Aylak Adam, baştan sona
C. karakteri üzerinde yoğunlaşan bir romandır. Tam ismi roman boyunca
okuyucuyla paylaşılmayan C. maddi açıdan rahat, bu nedenle çalışması
gerekmeyen, toplumdan ve toplumun değer yargılarından uzak yaşamayı tercih eden
biridir. C.’nin, romanda bahsedilen her şeyin merkezinde olduğu söylenebilir.
Kadınlar
Roman boyunca C.’nin
kadınlarla olan ilişkileri yaşanan olayların merkezinde yer alır. Ayşe ve Güler
ile yaşanan ilişkiler romanın en önemli boyutları arasında yer aldığı gibi, Rum
kızı, Amerikalı Laura, Sacide ve sokakta gördüğü kadınlarla yaşadığı kısa
süreli ilişkiler C.’nin kadınlara olan düşkünlüğünün birer göstergesidir.
C.’nin kadınlara karşı bu yaklaşımını karmaşık hale getiren unsurlardan biri de
kadınlara karşı yüzeysel ve geçici ilgisinin yanında, “hayattaki en önemli
arayışını” da yine bir kadın üzerine kurmasıdır.
Diğer Kişiler
Romanda fazla bir öneme sahip olmayan ancak bir şekilde yer alan kahramanlar şöyle sıralanabilir: Feyyaz, Ahmet (eski arkadaşları), Sadık, Kemal, Sami, Necmi, Fatma, Selma (ressam arkadaşları), Selim Haluk, Meliha, Nihat, C.’nin annesi, babası, teyzesi, berber, iki terzi, garsonlar, taksici, polis, lise müdürü, mühendis…
Mekân
Roman sık sık
tekrarlanan semt adlarından da anlaşıldığı gibi İstanbul’da geçer.
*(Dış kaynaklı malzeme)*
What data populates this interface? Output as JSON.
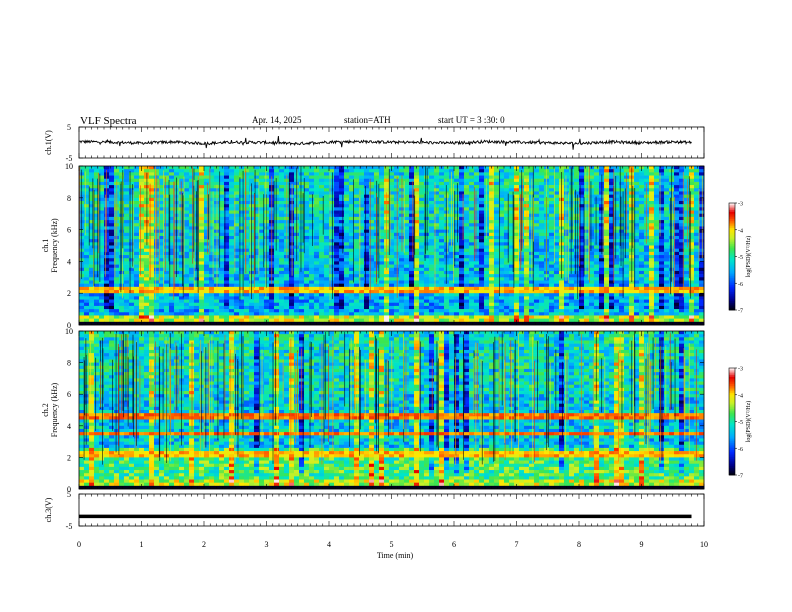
{
  "header": {
    "title": "VLF  Spectra",
    "date": "Apr. 14, 2025",
    "station": "station=ATH",
    "start": "start  UT  =   3  :30: 0"
  },
  "chart_data": [
    {
      "type": "line",
      "name": "ch1-waveform",
      "ylabel": "ch.1(V)",
      "ylim": [
        -5,
        5
      ],
      "yticks": [
        "5",
        "-5"
      ],
      "xlim": [
        0,
        10
      ],
      "x": [
        0,
        0.5,
        1,
        1.5,
        2,
        2.5,
        3,
        3.5,
        4,
        4.5,
        5,
        5.5,
        6,
        6.5,
        7,
        7.5,
        8,
        8.5,
        9,
        9.5,
        9.8
      ],
      "values": [
        0.3,
        0.1,
        -0.2,
        0.2,
        -0.3,
        0.1,
        0.0,
        -0.4,
        0.2,
        0.3,
        0.1,
        0.0,
        -0.2,
        0.3,
        0.1,
        -0.1,
        -0.3,
        0.2,
        -0.1,
        0.2,
        0.0
      ]
    },
    {
      "type": "heatmap",
      "name": "ch1-spectrogram",
      "ylabel": "ch.1\nFrequency (kHz)",
      "ylim": [
        0,
        10
      ],
      "yticks": [
        "0",
        "2",
        "4",
        "6",
        "8",
        "10"
      ],
      "xlim": [
        0,
        10
      ],
      "colorbar": {
        "label": "log(PSD)(V²/Hz)",
        "range": [
          -7,
          -3
        ],
        "ticks": [
          "-3",
          "-4",
          "-5",
          "-6",
          "-7"
        ]
      }
    },
    {
      "type": "heatmap",
      "name": "ch2-spectrogram",
      "ylabel": "ch.2\nFrequency (kHz)",
      "ylim": [
        0,
        10
      ],
      "yticks": [
        "0",
        "2",
        "4",
        "6",
        "8",
        "10"
      ],
      "xlim": [
        0,
        10
      ],
      "colorbar": {
        "label": "log(PSD)(V²/Hz)",
        "range": [
          -7,
          -3
        ],
        "ticks": [
          "-3",
          "-4",
          "-5",
          "-6",
          "-7"
        ]
      }
    },
    {
      "type": "line",
      "name": "ch3-waveform",
      "ylabel": "ch.3(V)",
      "ylim": [
        -5,
        5
      ],
      "yticks": [
        "5",
        "-5"
      ],
      "xlim": [
        0,
        10
      ],
      "x": [
        0,
        9.8
      ],
      "values": [
        -2,
        -2
      ]
    }
  ],
  "xaxis": {
    "label": "Time  (min)",
    "ticks": [
      "0",
      "1",
      "2",
      "3",
      "4",
      "5",
      "6",
      "7",
      "8",
      "9",
      "10"
    ]
  }
}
Romandaki
belli başlı mekânlar; C.’nin evi, uğradığı meyhaneler, sinemalar, lokantalar,
resim atölyesi ve yazın gittiği yerler olarak dikkat çeker. Bu mekânlarda
1950’li yıllardan bugüne değişen şeyleri görmek mümkündür.
C.’nin yaşadığı
sorunlar içinde bulunduğu mekânlara bağlı olmasa da böyle bir karakterin ancak
modern bir toplumda büyük bir şehir kurgusu içinde yaratılabileceği gerçeği
önemli bir detaydır. Bu kurguya en uygun şehir de İstanbul’dur. C.’nin yaşamı
ve kişiliği İstanbul ile anlam bulur.
Zaman
Roman, 1950’li yıllarda geçer. Romanda zamanın önemli bir kullanımı; eserin dört ana bölümünde mevsimler üzerinden isimlendirilmiş olmasıdır. Yazar, “Kış” bölümüyle başladığı hikâyesini “İlkyaz”, “Yaz” ve “Güz”den oluşacak biçimde dört bölüm halinde anlatır.
Dil
ve Anlatım
Yazar, eserinde bilinç
akışı tekniği kullanarak, C.’yi yalnızca odak noktasına koymaz, aynı zamanda bu
karakterin iç dünyasını olabildiğince net bir şekilde okuyucuya sunar.
Romanın kurgusal yapısı
ve kullanılan bilinç akışı tekniği, romanın biçim açısından geleneksel roman
anlayışına göre “deneysel” bir yapıda olması anlamına gelir. Yazarın temiz,
akıcı bir Türkçe kullanması, çoğu durumda fiilleri konuşma dilinde kullanıldığı
gibi yazması, kitabın dil ve anlatım bakımından rahat okunmasını sağlar.
Romanın kurgusuyla
ilgili ilginç noktalardan biri, yazarın kullandığı anlatıcı ve bu anlatıcının
bazen kendini ifade ettiği parantezlerdir. Yazar, roman karakteri C.’nin iç
dünyasını okuyucuya mümkün olduğu kadar açık bir biçimde sunmaya çalışsa da
birinci şahıs değil, üçüncü şahıs anlatıcı ağzından yapar.
Romanın odak noktası C.
olsa da anlatıcı C. değildir. Farklı bir anlatıcı yapısı kullanan yazar, zaman
zaman C.’nin düşünce ve yorumlarıyla çelişen bir anlatıcı kullanır. Romanın
belli bölümlerinde onun dışarıdan nasıl göründüğünü göstermek için başka
karakterlerin yazdıkları da okuyucuya sunulur.
Romanın
konusu
Romanda yaşadığı
topluma “yabancılaşan” birinin yaşamından bir kesit verilmiş, yani
“yabancılaşma” konusu işlenmiştir.
Genel
Değerlendirme
Romanda kullandığı
teknikler sayesinde başkarakteri hem kendi bakış açısından, hem de etrafındaki
kişilerin gözünden anlatan yazar, roman boyunca modern hayatın anlamsızlığını,
değer yargılarının ikiyüzlülüğünü ve gerçek bir mutluluğun farklı
olasılıklarına değinir.
Türk edebiyatında diğer hiçbir yazarla olmadığı kadar Yusuf Atılgan ile özdeşleşen “bilinç akışı” tekniğinin ustalıkla kullanılması romanın en önemli özelliğidir. Romanın farklı bir özelliği de bulunduğu topluma “yabancılaşma” kavramının yazar tarafından farklı bir bakış açısıyla ve farklı bir üslupla işlenmesidir.